Ho rinunciato alla carne nella mia alimentazione nel lontano 1983 e qualche anno dopo anche ai derivati animali. Sono consapevole che le scelte alimentari di ciascuno non possano essere imposte per legge e che queste afferiscano alla sfera individuale di ciascuno. Siamo tutti imperfetti e soggetti ad errori tuttavia credo che la coerenza nelle scelte individuali sia un valore.

La mia scelta vegana fu motivata essenzialmente da considerazioni etiche. La sofferenza inflitta agli altri animali dalla specie umana negli allevamenti industriali, nei laboratori di ricerca, negli zoo, nei circhi, con la caccia e in generale con lo sfruttamento degli animali costituisce per me una violenza insopportabile ed una negazione di diritti.

L’aggressività umana verso le altre specie viventi e senzienti si accompagna d’altra parte con l’aggressività tra gli stessi esseri umani. L’ingiusta distribuzione delle ricchezze, delle risorse del pianeta, delle opportunità di emancipazione e di affrancamento dalla povertà, le guerre che affliggono molte parti del globo, ne sono evidente testimonianza.

Negli anni successivi ricerche e studi scientifici hanno confermato, anche sul piano scientifico, la giustezza della mia scelta alimentare vegana.

Le scelte di vita di ciascuno e i modelli di sviluppo della nostra società influiscono sull’ambiente naturale.
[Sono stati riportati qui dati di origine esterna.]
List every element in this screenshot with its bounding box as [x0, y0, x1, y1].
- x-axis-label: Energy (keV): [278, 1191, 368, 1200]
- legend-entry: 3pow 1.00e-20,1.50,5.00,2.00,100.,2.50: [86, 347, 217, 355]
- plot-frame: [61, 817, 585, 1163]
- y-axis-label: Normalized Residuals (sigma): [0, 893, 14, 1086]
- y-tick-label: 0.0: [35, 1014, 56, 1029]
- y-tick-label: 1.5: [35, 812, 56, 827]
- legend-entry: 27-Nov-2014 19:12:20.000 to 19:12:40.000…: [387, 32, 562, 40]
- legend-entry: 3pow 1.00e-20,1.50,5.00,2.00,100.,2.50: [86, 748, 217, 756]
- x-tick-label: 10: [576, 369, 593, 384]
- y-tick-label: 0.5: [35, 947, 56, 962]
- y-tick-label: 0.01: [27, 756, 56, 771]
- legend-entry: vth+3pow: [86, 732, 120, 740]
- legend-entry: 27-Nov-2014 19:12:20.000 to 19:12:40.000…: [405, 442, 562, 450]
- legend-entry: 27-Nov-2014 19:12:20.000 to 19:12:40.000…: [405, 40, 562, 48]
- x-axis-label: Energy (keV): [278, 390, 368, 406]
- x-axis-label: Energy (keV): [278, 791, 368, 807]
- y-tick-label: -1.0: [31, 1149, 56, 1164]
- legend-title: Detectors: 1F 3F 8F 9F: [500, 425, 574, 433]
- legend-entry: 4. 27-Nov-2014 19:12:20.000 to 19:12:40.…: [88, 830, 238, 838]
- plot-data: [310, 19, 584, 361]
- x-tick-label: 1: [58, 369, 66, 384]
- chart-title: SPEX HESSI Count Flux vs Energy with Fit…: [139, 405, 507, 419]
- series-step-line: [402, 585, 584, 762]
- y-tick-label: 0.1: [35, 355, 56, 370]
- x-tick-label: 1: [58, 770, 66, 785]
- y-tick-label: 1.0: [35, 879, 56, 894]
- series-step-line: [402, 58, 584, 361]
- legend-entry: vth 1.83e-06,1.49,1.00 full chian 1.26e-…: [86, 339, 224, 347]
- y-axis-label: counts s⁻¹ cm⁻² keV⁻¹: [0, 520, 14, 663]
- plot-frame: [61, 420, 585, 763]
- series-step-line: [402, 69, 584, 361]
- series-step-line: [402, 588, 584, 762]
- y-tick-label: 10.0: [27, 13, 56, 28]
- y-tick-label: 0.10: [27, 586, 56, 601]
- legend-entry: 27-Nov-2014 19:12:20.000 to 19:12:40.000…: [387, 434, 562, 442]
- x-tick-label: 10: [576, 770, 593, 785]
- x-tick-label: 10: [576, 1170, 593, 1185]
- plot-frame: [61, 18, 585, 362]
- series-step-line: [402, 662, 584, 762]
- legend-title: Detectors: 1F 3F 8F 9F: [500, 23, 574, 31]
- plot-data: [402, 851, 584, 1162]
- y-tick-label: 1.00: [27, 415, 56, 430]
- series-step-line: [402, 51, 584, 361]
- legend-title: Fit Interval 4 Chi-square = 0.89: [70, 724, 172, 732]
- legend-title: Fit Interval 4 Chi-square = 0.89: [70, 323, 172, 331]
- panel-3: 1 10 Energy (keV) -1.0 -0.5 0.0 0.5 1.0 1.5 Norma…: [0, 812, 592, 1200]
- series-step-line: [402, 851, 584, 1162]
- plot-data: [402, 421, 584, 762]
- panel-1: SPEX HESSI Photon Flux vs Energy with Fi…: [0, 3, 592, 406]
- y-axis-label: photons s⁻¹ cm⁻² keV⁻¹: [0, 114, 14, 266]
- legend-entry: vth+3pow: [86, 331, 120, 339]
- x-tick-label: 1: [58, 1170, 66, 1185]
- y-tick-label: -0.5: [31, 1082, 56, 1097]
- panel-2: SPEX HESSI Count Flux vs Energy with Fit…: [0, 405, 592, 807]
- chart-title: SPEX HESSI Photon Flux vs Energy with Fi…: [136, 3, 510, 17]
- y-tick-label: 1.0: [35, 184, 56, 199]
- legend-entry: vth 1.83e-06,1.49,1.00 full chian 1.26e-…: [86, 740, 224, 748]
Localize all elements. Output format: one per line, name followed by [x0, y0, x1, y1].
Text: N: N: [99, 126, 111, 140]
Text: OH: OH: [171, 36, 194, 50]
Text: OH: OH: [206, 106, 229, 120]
Uno dei fattori maggiormente significativi per quanto riguarda l’impatto ambientale sul pianeta è rappresentato dall’umana alimentazione. I prodotti animali come carne, pesce, uova sono fra le cause maggiori dello spreco di risorse e inquinamento. Gli animali utilizzati per fini alimentari consumano più calorie, ricavate dai mangimi vegetali, di quelle che producono sotto forma di carne o prodotti derivati.

Lo spreco energetico dell’alimentazione con prodotti animali è ormai un dato incontrovertibile, affermato da tutti gli studi scientifici. L’energia acquisita dai vegetali è utilizzata dal consumatore primario (l’erbivoro) per il proprio accrescimento e la propria esistenza e solo una parte è messa a disposizione del consumatore  secondario (il carnivoro). Lo spreco di acqua causata dagli allevamenti, risorsa di cui dovremmo avere gran cura, si accompagna al consumo di suolo e alla produzione di gas serra.  L’impatto degli allevamenti si riverbera anche sulle foreste che vengono abbattute non tanto per ottenere legname, ma soprattutto per ottenere pascoli per bovini e aree coltivabili, in cui produrre alimenti, che poi verranno esportati nei paesi come il nostro, da impiegare negli allevamenti industriali.

Sono molti gli studi scientifici che sostengono il minor impatto ambientale della scelta alimentare vegana rispetto a quella con prodotti di origine animale.

Invito tra questi a leggere  “Il costo nascosto del consumo di carne in Italia: impatti ambientali e sanitari” realizzato da Demetra Società Cooperativa Sociale onlus in collaborazione con la LAV visionabile sul sito https://www.demetra.net/.

Sono, come tanti, sostenitore della “Nature Restoration Law europea, proposta di legge che mira a ripristinare entro il 2030 il 20% delle aree terrestri e marine degradate per fermare la perdita di biodiversità e contrastare la crisi climatica. La legge, ove approvata, imporrebbe obiettivi vincolanti per gli stati membri attraverso un Regolamento comunitario pubblicato sulla Gazzetta Ufficiale dell’UE. Questa legge europea sul ripristino degli habitat naturali è sostenuta dalle associazioni ambientaliste di tutta Europa ed incontra l’opposizione delle organizzazioni degli allevatori e degli agricoltori.  C’è da augurarsi che la legge europea per il ripristino della natura possa essere approvata, possibilmente senza le sostanziali attenuazioni che sono state proposte che ne sminuirebbero di molto la portata. Sarebbe un grosso passo avanti. La crescita della diffusione dell’alimentazione vegana nella popolazione europea certamente potrà aiutare questo processo di recupero alla naturalità di immense superfici oggi destinate alla coltivazione di mais e foraggio destinati agli allevamenti industriali.